Nestled in the North East corner of Bay of Bengal it is hardly noticed by anyone “until you behold it for yourself, it is almost impossible to believe that here, interposed between the sea and plains of Bengal, lies an immense archipelago of islands, an archipelago stretching for almost three hundred kilometres from the Hooghly river to the shores of Bangladesh. While some of these islands are just sand bars some are immense. The rivers’ channels are spread across the land like a fine-mesh net, creating a terrain where the boundaries between land and water are always mutating, always unpredictable. There are no borders here to divide fresh water from salt, river from sea. The tides reach as far as three hundred kilometres inland and everyday thousands of acres of forest disappear underwater only to re-emerge four hours later. The currents are so powerful as to reshape the islands almost daily.
At no moment can human beings have any doubt of the terrain’s hostility to their presence, of its cunningness and resourcefulness, of its determination to destroy or expel them. Every year dozens of people perish in the embrace of that dense foliage, killed by snakes, tigers and crocodiles.”

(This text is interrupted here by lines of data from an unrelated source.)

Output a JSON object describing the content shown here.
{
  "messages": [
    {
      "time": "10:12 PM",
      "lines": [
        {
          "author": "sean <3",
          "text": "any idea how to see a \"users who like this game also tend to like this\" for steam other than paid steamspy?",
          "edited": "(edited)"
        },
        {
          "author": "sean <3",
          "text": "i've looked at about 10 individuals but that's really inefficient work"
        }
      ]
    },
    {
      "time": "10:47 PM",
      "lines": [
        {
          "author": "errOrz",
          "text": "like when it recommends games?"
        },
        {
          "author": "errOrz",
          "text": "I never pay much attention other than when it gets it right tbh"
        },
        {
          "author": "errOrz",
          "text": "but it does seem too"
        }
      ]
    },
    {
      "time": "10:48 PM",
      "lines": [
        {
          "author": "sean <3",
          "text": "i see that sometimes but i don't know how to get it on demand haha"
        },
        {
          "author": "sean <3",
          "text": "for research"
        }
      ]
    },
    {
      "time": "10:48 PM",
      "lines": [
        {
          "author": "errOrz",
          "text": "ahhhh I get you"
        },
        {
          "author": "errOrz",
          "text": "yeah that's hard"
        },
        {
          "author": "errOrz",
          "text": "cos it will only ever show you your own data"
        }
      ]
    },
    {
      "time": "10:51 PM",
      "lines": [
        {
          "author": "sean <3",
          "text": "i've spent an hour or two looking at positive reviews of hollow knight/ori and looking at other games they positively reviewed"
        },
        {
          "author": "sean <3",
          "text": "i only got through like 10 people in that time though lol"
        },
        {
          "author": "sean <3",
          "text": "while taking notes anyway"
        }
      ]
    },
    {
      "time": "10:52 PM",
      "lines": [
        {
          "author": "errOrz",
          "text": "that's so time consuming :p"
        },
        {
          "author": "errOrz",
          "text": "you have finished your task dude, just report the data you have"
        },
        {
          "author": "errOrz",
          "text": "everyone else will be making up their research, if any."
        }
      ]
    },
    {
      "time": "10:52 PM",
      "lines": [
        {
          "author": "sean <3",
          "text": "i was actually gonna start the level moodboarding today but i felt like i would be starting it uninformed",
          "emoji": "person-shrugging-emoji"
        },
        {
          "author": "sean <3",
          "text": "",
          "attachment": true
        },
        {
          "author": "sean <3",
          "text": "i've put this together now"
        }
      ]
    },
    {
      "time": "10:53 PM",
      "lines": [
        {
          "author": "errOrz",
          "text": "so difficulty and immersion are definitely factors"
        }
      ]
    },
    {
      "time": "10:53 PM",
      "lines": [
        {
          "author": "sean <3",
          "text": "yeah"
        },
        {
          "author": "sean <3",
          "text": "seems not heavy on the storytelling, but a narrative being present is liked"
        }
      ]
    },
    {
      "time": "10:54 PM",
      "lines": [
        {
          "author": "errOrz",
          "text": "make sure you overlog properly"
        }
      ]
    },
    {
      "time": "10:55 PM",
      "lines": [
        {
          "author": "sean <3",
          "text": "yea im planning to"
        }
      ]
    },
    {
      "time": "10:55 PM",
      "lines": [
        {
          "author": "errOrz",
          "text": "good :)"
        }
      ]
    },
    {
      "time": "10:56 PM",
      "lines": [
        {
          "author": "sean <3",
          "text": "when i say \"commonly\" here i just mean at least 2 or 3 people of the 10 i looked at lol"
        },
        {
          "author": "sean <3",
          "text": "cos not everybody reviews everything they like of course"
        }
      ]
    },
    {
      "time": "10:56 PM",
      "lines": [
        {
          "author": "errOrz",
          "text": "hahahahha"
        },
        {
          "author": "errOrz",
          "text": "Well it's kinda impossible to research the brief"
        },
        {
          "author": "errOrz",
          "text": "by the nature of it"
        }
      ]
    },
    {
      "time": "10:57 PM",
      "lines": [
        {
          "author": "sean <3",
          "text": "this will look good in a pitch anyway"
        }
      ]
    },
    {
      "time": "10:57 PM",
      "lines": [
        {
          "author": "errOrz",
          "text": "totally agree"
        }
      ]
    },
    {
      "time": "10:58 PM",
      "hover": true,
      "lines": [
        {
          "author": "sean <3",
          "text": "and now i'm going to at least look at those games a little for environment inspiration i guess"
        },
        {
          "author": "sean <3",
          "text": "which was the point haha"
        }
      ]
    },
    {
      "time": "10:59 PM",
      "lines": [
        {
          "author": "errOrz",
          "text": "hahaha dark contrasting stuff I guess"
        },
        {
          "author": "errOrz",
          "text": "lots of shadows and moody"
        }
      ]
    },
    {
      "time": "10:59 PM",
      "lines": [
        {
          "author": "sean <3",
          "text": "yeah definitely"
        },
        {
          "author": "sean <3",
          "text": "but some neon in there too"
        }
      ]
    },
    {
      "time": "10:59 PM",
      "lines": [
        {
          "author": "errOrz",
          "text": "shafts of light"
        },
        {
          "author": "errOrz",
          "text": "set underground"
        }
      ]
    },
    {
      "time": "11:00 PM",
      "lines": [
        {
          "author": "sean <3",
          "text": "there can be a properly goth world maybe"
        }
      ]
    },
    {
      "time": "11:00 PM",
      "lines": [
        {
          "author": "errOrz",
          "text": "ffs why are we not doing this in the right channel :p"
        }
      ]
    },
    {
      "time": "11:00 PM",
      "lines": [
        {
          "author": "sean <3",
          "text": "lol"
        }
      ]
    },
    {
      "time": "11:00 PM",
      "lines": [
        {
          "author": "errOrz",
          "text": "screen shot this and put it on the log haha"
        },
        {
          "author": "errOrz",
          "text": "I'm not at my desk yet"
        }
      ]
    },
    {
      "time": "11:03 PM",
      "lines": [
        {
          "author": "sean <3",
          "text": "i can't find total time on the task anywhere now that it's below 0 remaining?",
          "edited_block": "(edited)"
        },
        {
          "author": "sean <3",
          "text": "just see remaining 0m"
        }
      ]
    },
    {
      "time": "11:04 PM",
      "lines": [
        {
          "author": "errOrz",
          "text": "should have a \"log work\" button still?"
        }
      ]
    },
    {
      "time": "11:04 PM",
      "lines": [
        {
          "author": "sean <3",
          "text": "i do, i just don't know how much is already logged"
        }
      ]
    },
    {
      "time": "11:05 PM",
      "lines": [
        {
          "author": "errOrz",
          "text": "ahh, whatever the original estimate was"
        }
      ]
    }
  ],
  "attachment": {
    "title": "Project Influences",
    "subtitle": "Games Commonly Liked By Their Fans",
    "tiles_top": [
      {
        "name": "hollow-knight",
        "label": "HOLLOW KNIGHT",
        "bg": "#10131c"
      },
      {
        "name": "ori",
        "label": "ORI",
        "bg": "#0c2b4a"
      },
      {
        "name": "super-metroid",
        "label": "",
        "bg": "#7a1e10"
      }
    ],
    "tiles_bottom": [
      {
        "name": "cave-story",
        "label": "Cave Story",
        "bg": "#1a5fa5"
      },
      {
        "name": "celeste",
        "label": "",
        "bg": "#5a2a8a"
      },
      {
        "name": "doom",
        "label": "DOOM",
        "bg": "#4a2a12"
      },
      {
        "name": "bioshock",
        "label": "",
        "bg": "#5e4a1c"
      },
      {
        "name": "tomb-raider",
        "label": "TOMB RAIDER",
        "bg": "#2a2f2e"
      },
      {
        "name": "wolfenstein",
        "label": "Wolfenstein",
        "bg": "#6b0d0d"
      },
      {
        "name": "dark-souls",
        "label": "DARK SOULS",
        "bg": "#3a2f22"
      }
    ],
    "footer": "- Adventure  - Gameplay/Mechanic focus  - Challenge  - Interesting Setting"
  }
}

It is also called in local parlance the tide country as the semi- diurnal tides which vary as much as three to four metres play an important role in the quotidian lives of people in the area. This area is also prone to frequent disturbances of weather and storms. Most of the depressions and storms that start in the Bay of Bengal finally head towards this area and hit the coast of Bangladesh wreaking havoc.
This area had also seen a major upheaval between the displaced persons of East Bengal originally settled by the Government in Dandakaranya forests returning to find a home and hearth in Bengal and the Government bowing to the pressure of environmentalists trying to chase them away. This clash later came to be known as “the Morichjhaipi” incident.
The various rivers and tributaries of Hooghly are home to a particular species of Dolphins called Irrawaddy Dolphins, which are of great interest to the Cetologists and Marine Zoologists.
The novel “HUNGRY TIDE” by Amitav Ghosh is set in the Sunderbans and is about the study of the dolphins by an American girl of Bengal origin without any knowledge of the language.
The author, a product of Doon School, St Stephen’s college Delhi, Delhi and Oxford Universities earned his doctorate at Oxford and is now a visiting Professor in the Department of English at Harvard. He had received valuable assistance from Professor Marsh an eminent Cetoligist (specialist in Dolphins), several specialists in Marine Biology, the Tagore Society of Rural Development and a horde of organisations involved with the development of the district and the confrontation between the settlers and the authorities. When the natural story telling abilities of gifted writer and one of the leading novelists of India are added to this plethora of information the end product cannot be anything but a heady mix of brilliant and magical.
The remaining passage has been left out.